La dette publique française est revue à la hausse pour 2012
Le redressement des finances publiques sera plus lent que prévu en France. La dette publique devrait passer de 85,4% du produit intérieur brut en 2011 à un sommet de 86,9% en 2012, d’après le rapport préparatoire du ministère du Budget au débat d’orientation des finances publiques qui débutera au Parlement la semaine prochaine. Elle devait jusqu’alors ressortir à 84,6% en 2011 et plafonner à 86% en 2012, mais, en mai dernier, l’Insee a revu à la hausse le niveau la dette publique pour 2010 à 82,3% contre 81,7%, ce qui a entraîné une révision des prévisions pour les années suivantes. A partir de 2013, la dette publique devrait finalement diminuer. Elle atteindrait 86,4% fin 2013 et 84,8% fin 2014.
La charge de la dette, qui devrait passer de 45,4 à 50 milliards d’euros entre 2011 et 2012 devrait encore augmenter de 4 à 5 milliards par an entre 2013 et 2014. «Le rythme d’évolution de la charge de la dette est donc ralenti grâce à la réduction du déficit de l’Etat entre 2011 et 2014, cet effet volume faisant plus que compenser l’effet prix lié à la hausse anticipée des taux d’intérêt», indique le rapport.
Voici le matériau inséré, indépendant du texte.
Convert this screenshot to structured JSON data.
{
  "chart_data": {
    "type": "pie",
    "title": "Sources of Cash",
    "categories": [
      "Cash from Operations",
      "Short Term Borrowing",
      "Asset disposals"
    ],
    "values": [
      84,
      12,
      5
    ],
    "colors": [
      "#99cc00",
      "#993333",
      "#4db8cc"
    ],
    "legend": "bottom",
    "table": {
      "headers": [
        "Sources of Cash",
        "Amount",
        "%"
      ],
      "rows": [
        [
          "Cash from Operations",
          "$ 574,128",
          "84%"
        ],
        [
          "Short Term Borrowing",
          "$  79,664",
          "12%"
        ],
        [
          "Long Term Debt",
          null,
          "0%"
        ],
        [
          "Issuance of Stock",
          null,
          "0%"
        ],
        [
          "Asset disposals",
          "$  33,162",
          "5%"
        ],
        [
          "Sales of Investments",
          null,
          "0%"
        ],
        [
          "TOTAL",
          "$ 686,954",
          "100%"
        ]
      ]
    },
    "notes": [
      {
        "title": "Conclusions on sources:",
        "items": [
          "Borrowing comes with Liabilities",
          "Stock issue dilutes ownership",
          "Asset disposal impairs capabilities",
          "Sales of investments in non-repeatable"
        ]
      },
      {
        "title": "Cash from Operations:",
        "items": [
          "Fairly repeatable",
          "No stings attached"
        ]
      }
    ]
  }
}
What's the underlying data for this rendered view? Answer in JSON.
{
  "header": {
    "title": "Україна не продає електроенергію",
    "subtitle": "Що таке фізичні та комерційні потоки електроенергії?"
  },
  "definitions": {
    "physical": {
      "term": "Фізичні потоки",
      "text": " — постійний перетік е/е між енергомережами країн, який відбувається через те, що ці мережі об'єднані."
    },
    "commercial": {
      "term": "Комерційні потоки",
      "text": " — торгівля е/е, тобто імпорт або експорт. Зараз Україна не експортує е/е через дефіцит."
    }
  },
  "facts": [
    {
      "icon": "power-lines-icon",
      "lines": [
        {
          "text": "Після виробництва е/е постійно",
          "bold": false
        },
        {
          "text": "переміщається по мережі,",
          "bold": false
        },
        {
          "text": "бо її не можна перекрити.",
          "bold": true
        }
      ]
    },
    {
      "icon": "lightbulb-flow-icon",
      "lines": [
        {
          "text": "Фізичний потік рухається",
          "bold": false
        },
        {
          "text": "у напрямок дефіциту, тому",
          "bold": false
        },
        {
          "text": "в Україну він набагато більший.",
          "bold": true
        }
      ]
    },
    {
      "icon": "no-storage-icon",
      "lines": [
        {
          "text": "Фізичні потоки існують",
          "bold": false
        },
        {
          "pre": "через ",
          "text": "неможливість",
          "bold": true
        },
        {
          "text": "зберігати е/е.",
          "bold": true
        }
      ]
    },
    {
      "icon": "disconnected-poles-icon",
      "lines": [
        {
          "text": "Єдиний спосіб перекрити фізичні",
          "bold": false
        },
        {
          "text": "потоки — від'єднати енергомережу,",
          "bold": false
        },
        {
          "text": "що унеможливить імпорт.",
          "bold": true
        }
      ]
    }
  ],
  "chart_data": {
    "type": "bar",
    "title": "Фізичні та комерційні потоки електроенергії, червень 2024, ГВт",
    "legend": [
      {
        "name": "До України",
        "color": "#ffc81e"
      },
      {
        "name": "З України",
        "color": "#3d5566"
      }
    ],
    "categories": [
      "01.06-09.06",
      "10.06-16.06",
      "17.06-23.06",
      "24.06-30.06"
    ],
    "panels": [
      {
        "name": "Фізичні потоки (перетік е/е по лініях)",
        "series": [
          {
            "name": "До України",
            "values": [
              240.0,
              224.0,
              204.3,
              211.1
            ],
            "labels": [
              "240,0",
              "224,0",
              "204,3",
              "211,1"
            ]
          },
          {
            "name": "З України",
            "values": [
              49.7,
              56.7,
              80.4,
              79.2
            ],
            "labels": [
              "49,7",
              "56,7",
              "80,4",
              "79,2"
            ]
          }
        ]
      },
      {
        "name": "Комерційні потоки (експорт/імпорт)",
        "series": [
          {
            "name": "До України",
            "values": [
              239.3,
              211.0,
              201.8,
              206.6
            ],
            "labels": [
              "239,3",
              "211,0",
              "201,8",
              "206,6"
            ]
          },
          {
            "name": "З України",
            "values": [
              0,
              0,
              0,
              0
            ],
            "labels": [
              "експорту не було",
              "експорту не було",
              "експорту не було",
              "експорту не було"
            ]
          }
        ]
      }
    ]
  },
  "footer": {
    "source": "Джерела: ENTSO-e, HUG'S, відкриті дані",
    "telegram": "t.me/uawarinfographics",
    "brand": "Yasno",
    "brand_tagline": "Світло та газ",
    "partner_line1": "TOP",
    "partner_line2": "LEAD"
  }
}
Le gouvernement confirme ses efforts pour réduire les dépenses publiques. Conformément au programme de stabilité d’avril 2011, il s’est fixé l’objectif d’une «trajectoire intangible de réduction du déficit, qui sera ramené à 5,7% du PIB en 2011, 4,6% en 2012 et 3% du PIB en 2013, puis 2% du PIB en 2014, quel que soit le niveau de la croissance», rappelle le ministère dans le rapport. En 2010, le déficit avait atteint 7,1 %. Pour l’heure, le gouvernement table toujours sur une croissance 2% en 2011 et de 2,25% en 2012, des chiffres jugés trop optimistes par Bruxelles. L’inflation passerait de 1,8% cette année à 1,75% en 2012.
Pour atteindre ses objectifs de réduction du déficit, le gouvernement mise surtout sur un allègement de la fonction publique. «Le taux de croissance en volume de la dépense publique serait ramené à 0,8% en moyenne par an sur la période 2011-2014, lit-on dans le rapport. Ce rythme, nettement inférieur à celui de l’activité, permettra une baisse progressive de la part des dépenses publiques dans le PIB». Concrètement, le gouvernement ne remplacera qu’un départ à la retraite sur deux, ce qui se traduira par 30.401 suppressions de postes l’an prochain, dont 14.000 dans l’Education nationale et 7.500 dans la Défense.